Cuando se terminó, Jared se volvió hacia los cuatro miembros restantes del escuadrón e hizo una valoración. Todos ellos parecían en diversos estados de shock, siendo Sagan quien más respondía y Wigner quien menos, aunque finalmente pareció consciente de lo que le rodeaba. Jared se sentía asqueado, pero por lo demás podía actuar: había pasado suficiente tiempo sin la integración para poder funcionar sin ella. Por el momento, al menos, estaba al mando.

Se volvió hacia Sagan.

—Tenemos que movernos —dijo—. Hacia los árboles. Lejos de aquí.

—La misión… —empezó a decir Sagan.

—Ya no hay ninguna misión. Saben que estamos aquí. Vamos a morir si nos quedamos.

Las palabras parecieron ayudar a despejar la mente de Sagan.

—Alguien tiene que volver —dijo—. Que alguien suba a la cápsula de captura. Que las FDC lo sepan —miró directamente a Jared—. Tú no.

—Yo no —reconoció Jared. Sabía que ella lo decía porque recelaba de él, pero no tenía tiempo para preocuparse por eso ahora. No podía volver porque era el único que funcionaba al completo—. Vuelva usted —le sugirió a Sagan.

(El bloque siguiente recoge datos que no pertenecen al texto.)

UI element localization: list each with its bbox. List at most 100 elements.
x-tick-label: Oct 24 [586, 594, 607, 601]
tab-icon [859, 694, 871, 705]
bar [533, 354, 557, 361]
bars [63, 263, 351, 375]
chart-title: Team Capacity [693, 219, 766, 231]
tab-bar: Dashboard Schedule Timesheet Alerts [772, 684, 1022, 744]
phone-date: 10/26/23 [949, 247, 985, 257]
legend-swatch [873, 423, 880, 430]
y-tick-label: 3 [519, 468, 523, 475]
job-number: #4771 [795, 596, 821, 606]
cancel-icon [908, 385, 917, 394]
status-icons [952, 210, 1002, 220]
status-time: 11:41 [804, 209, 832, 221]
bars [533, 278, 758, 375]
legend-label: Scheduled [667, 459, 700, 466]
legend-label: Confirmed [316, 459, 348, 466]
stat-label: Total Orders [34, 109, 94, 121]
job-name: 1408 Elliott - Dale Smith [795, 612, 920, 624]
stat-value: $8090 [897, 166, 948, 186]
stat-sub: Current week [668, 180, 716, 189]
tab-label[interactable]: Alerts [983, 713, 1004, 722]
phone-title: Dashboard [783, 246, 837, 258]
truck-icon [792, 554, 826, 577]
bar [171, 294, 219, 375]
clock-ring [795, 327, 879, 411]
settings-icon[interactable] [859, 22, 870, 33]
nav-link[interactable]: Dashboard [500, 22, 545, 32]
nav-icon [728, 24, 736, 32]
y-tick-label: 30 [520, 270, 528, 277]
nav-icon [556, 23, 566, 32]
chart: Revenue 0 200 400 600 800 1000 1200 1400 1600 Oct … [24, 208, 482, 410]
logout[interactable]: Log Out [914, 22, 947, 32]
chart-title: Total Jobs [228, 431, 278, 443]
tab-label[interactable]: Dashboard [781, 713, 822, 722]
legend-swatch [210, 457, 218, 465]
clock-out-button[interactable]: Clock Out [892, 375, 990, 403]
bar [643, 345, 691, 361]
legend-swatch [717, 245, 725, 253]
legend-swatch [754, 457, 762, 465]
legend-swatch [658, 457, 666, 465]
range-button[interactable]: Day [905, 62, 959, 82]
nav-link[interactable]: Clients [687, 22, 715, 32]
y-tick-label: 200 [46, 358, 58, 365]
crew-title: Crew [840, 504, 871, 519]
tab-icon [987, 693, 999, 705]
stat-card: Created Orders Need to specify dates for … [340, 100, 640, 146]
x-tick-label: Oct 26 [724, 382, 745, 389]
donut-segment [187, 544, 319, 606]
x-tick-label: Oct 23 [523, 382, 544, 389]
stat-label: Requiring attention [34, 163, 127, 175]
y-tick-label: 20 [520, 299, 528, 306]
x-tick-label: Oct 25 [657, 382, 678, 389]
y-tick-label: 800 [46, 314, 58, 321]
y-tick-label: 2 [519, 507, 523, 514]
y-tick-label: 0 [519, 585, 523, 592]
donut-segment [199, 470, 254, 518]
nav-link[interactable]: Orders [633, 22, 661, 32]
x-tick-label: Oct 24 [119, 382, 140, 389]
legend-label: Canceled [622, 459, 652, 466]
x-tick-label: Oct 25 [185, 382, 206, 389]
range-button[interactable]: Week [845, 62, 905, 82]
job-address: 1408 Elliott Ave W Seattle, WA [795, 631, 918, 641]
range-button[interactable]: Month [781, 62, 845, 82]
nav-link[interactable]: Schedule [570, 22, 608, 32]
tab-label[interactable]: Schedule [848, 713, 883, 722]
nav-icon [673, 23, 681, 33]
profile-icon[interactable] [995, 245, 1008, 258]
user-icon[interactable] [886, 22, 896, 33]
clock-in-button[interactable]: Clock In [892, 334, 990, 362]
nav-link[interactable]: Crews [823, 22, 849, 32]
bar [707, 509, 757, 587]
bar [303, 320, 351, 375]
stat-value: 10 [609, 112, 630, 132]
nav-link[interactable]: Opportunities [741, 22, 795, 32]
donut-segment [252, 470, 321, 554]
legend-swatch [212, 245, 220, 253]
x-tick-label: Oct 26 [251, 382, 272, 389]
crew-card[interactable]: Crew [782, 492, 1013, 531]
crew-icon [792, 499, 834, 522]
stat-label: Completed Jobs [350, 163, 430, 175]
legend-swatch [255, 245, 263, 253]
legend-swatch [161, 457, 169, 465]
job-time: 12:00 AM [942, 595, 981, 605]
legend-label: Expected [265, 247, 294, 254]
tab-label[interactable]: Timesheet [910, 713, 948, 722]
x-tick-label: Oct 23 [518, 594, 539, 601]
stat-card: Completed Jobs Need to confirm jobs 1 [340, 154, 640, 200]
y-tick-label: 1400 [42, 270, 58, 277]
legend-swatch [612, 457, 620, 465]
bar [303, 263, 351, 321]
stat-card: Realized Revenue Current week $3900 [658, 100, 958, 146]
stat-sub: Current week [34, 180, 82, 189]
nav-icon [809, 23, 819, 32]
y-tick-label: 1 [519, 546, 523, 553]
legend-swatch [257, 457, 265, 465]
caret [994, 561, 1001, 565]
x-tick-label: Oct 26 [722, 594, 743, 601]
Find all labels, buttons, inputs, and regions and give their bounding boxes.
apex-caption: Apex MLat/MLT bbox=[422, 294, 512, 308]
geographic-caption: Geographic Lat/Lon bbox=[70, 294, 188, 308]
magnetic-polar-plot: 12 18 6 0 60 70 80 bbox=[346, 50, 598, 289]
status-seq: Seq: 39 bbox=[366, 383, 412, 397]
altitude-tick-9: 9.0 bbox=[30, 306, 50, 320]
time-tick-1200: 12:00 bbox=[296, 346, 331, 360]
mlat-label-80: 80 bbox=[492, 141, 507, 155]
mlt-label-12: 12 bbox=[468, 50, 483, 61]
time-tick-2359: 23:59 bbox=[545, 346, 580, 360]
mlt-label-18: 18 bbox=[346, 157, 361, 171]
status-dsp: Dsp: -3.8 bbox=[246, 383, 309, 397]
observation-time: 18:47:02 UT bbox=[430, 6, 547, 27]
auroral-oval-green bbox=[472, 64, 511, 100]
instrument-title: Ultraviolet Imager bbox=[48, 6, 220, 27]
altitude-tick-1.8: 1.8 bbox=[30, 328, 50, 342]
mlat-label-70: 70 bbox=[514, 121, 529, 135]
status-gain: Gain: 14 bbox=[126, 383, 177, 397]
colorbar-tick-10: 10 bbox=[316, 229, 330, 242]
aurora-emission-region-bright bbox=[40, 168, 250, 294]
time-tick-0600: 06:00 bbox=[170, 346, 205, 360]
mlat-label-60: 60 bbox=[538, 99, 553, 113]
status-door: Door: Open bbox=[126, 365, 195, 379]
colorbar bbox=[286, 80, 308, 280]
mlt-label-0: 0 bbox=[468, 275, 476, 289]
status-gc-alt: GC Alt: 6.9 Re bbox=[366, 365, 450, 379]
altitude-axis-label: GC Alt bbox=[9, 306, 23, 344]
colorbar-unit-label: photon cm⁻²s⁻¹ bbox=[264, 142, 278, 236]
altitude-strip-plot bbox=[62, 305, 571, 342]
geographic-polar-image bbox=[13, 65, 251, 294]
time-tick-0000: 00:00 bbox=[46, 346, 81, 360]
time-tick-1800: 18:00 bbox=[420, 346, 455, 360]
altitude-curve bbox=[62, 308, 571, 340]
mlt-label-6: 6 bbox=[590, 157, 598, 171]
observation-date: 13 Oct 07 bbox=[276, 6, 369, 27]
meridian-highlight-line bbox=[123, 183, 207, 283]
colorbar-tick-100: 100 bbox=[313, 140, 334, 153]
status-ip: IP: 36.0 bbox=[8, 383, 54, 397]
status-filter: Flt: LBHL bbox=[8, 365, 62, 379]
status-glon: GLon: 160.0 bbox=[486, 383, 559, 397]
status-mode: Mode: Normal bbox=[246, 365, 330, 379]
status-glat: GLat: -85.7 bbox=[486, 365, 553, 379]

—No —respondió ella decidida, tajante.

—Seaborg, entonces —dijo Jared. Después de Sagan, Seaborg era quien respondía mejor: podría comunicar a las FDC lo que había ocurrido, y decirles que se prepararan para lo peor.

—Seaborg —accedió Sagan.

—Muy bien —Jared se volvió hacia Seaborg—. Vamos, Steve. Tenemos que meterte en ese cacharro.

Seaborg se tambaleó y empezó a quitar hojas de la cápsula para llegar a la puerta. Se dispuso a abrirla y entonces se detuvo.

—¿Qué pasa? —preguntó Jared.

—¿Cómo abro? —dijo Seaborg, la voz temblorosa por la falta de uso.

—Usa tu…, joder —dijo Jared. La cápsula se abría a través del CerebroAmigo.

—Bueno, pues de puta madre —dijo Seaborg, y se desplomó furioso junto a la cápsula.

Jared se acercó a él, y entonces se detuvo y ladeó la cabeza.

En la distancia, algo se acercaba, y fuera lo que fuese, no le preocupaba sorprenderlos.

—¿Qué sucede? —preguntó Sagan.

—Viene alguien —dijo Jared—. Más de uno. Los obin. Nos han encontrado.